En plus « ils ne travaillent pas ». Enfin pas vraiment. Bien sûr ils font tourner une exploitation agricole, tiennent une épicerie et un restaurant ouvrier, s’occupent des tournées dans la campagne environnante. Mais ils travaillent autrement, ils travaillent à rendre effective une existence non consumée dans les circuits de l’exploitation, pour être capables de s’organiser et ainsi échapper à des vies gâchées d’intérimaires, des perspectives bouchées de lycéens et d’étudiants condamnés par avance, par contumace, au boulot jusqu’à 70 ans, dimanche compris... Au lieu du « travailler plus pour gagner plus », travailler moins, comme l’a donc relevé le Figaro, et y gagner une vie partagée.
Troisième élément à charge : ils et elles lisent des textes. Ou en écrivent. Ou les deux. Ce dont on les suspecte alors, c’est de répondre par des gestes à des prises de position, des énoncés. « Insurrection ». « Commune ». « Sabotage ». Et rendre ces gestes disponibles par l’écriture folle, anonyme, sans origine assignable, les affiches, tracts, et autres manifestes. Là où l’antiterrorisme c’est précisément : « rien ne doit se passer », la logique impériale de la conjuration des événements est le régime de l’atténuation paranoïaque et généralisée (« si tu bouges, si tu remues trop, des cagoulés débarqueront dans ta vie ; de toute façon on te surveille, rien n’échappe »). A l’opposé, le crime ici est celui d’articuler la pensée et l’action, d’assumer des gestes politiques, et par là, rendre quelque chose possible. Pour n’importe qui. Dès maintenant. C’est comme ça qu’on a vu fleurir l’inscription énigmatique « insurrection à venir » sur les murs du consulat grec, à Bordeaux. A deux pas de deux carcasses de voitures incendiées en soutien aux émeutiers.
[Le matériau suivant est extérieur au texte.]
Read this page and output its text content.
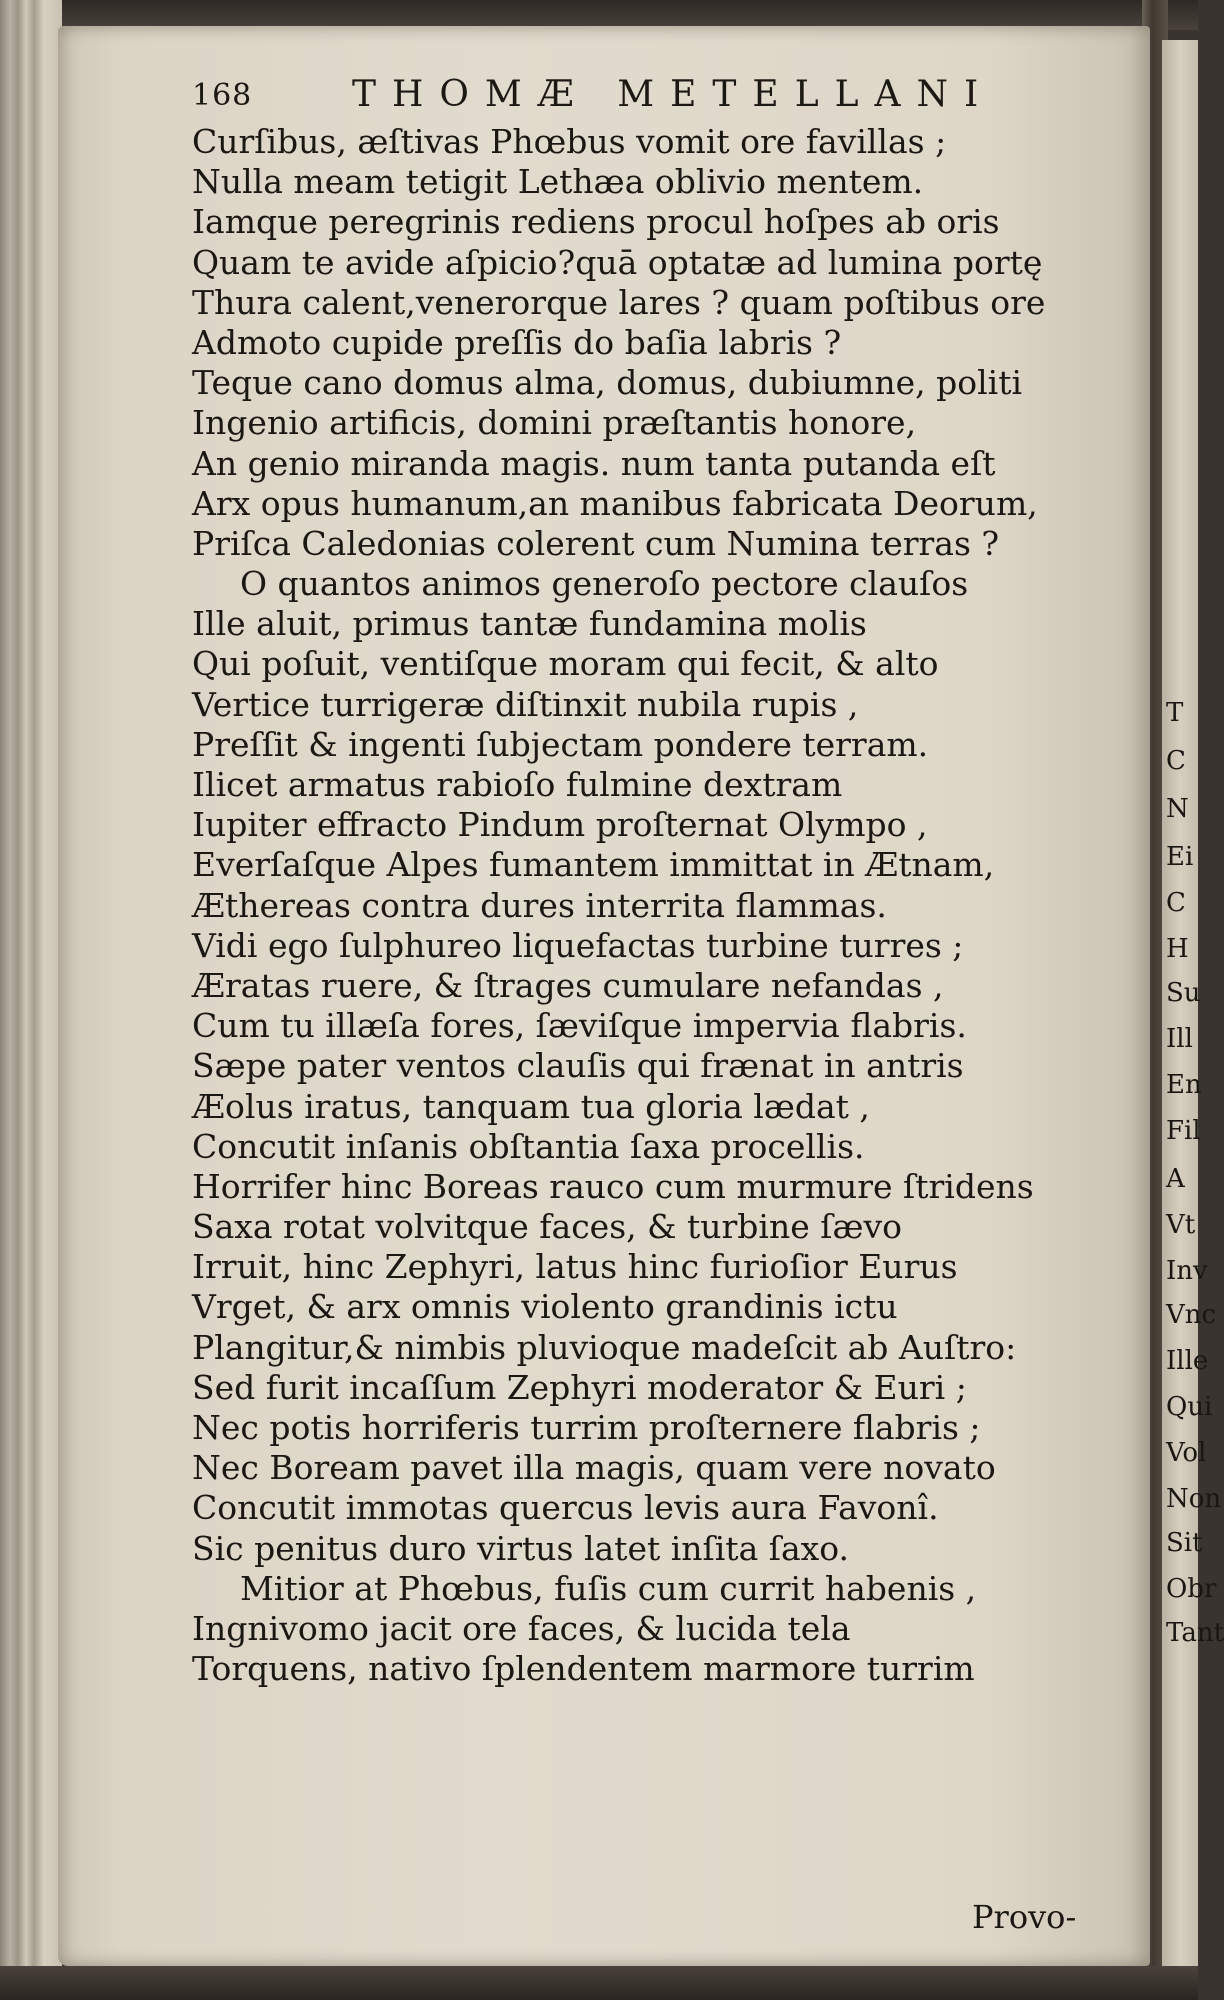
T
C
N
Ei
C
H
Su
Ill
En
Fil
A
Vt
Inv
Vnc
Ille
Qui
Vol
Non
Sit
Obr
Tant
168	THOMÆ METELLANI
Curſibus, æſtivas Phœbus vomit ore favillas ;
Nulla meam tetigit Lethæa oblivio mentem.
Iamque peregrinis rediens procul hoſpes ab oris
Quam te avide aſpicio?quā optatæ ad lumina portę
Thura calent,venerorque lares ? quam poſtibus ore
Admoto cupide preſſis do baſia labris ?
Teque cano domus alma, domus, dubiumne, politi
Ingenio artificis, domini præſtantis honore,
An genio miranda magis. num tanta putanda eſt
Arx opus humanum,an manibus fabricata Deorum,
Priſca Caledonias colerent cum Numina terras ?
O quantos animos generoſo pectore clauſos
Ille aluit, primus tantæ fundamina molis
Qui poſuit, ventiſque moram qui fecit, & alto
Vertice turrigeræ diſtinxit nubila rupis ,
Preſſit & ingenti ſubjectam pondere terram.
Ilicet armatus rabioſo fulmine dextram
Iupiter effracto Pindum proſternat Olympo ,
Everſaſque Alpes fumantem immittat in Ætnam,
Æthereas contra dures interrita flammas.
Vidi ego ſulphureo liquefactas turbine turres ;
Æratas ruere, & ſtrages cumulare nefandas ,
Cum tu illæſa fores, ſæviſque impervia flabris.
Sæpe pater ventos clauſis qui frænat in antris
Æolus iratus, tanquam tua gloria lædat ,
Concutit inſanis obſtantia ſaxa procellis.
Horrifer hinc Boreas rauco cum murmure ſtridens
Saxa rotat volvitque faces, & turbine ſævo
Irruit, hinc Zephyri, latus hinc furioſior Eurus
Vrget, & arx omnis violento grandinis ictu
Plangitur,& nimbis pluvioque madeſcit ab Auſtro:
Sed furit incaſſum Zephyri moderator & Euri ;
Nec potis horriferis turrim proſternere flabris ;
Nec Boream pavet illa magis, quam vere novato
Concutit immotas quercus levis aura Favonî.
Sic penitus duro virtus latet inſita ſaxo.
Mitior at Phœbus, fuſis cum currit habenis ,
Ingnivomo jacit ore faces, & lucida tela
Torquens, nativo ſplendentem marmore turrim
Provo-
Bien sûr ça revient à dérégler une des bonnes vieilles règles de nos démocraties : notre liberté de penser se mesure à l’aune de notre impuissance politique. C’est à ce prix qu’on peut prendre 5 ans de Sarkozy, se soumettre au travail obligatoire après deux offres « raisonnables », voir quotidiennement rafler les sans papiers... et n’en penser pas moins. En s’indignant sagement. En citoyen inoffensif. Ah si, bien sûr, il y a toujours la possibilité de faire monter de 5 à 6 pourcent les scores d’un parti de gauche ou d’extrême gauche qui s’attaquera au capitalisme et au tout sécuritaire dès qu’il sera au gouvernement. Promis.
« La détention est l’unique moyen de mettre fin au trouble exceptionnel et persistant à l’ordre public qu’a provoqué l’infraction en raison de sa gravité et des circonstances de sa commission » [1]
Des gestes, des textes, une vie un peu partagée... voilà d’où procède la menace. On peut, pour synthétiser, laisser la parole aux experts : en l’espèce à Christophe Chaboud, chef de l’Unité de coordination de la lutte antiterroriste depuis mai 2005 :
« De par leur attitude et leur mode de vie, ces personnes recherchent une coupure totale avec la société. Ils souhaitent transcrire leurs pensées en actes violents tout en se préparant à une vie clandestine. Il faut avoir une vue d’ensemble et ne pas prendre les événements de manière isolée. Avec le travail que nous avons réalisé sur cette cellule, nous avons estimé qu’il était préférable de les arrêter avant qu’il ne soit trop tard. C’est une combinaison de comportements, de discours et d’actes... C’est une logique dangereuse. Donc, il était justifié que l’on décide de les neutraliser de manière préventive, avant que l’irréparable ne soit commis ».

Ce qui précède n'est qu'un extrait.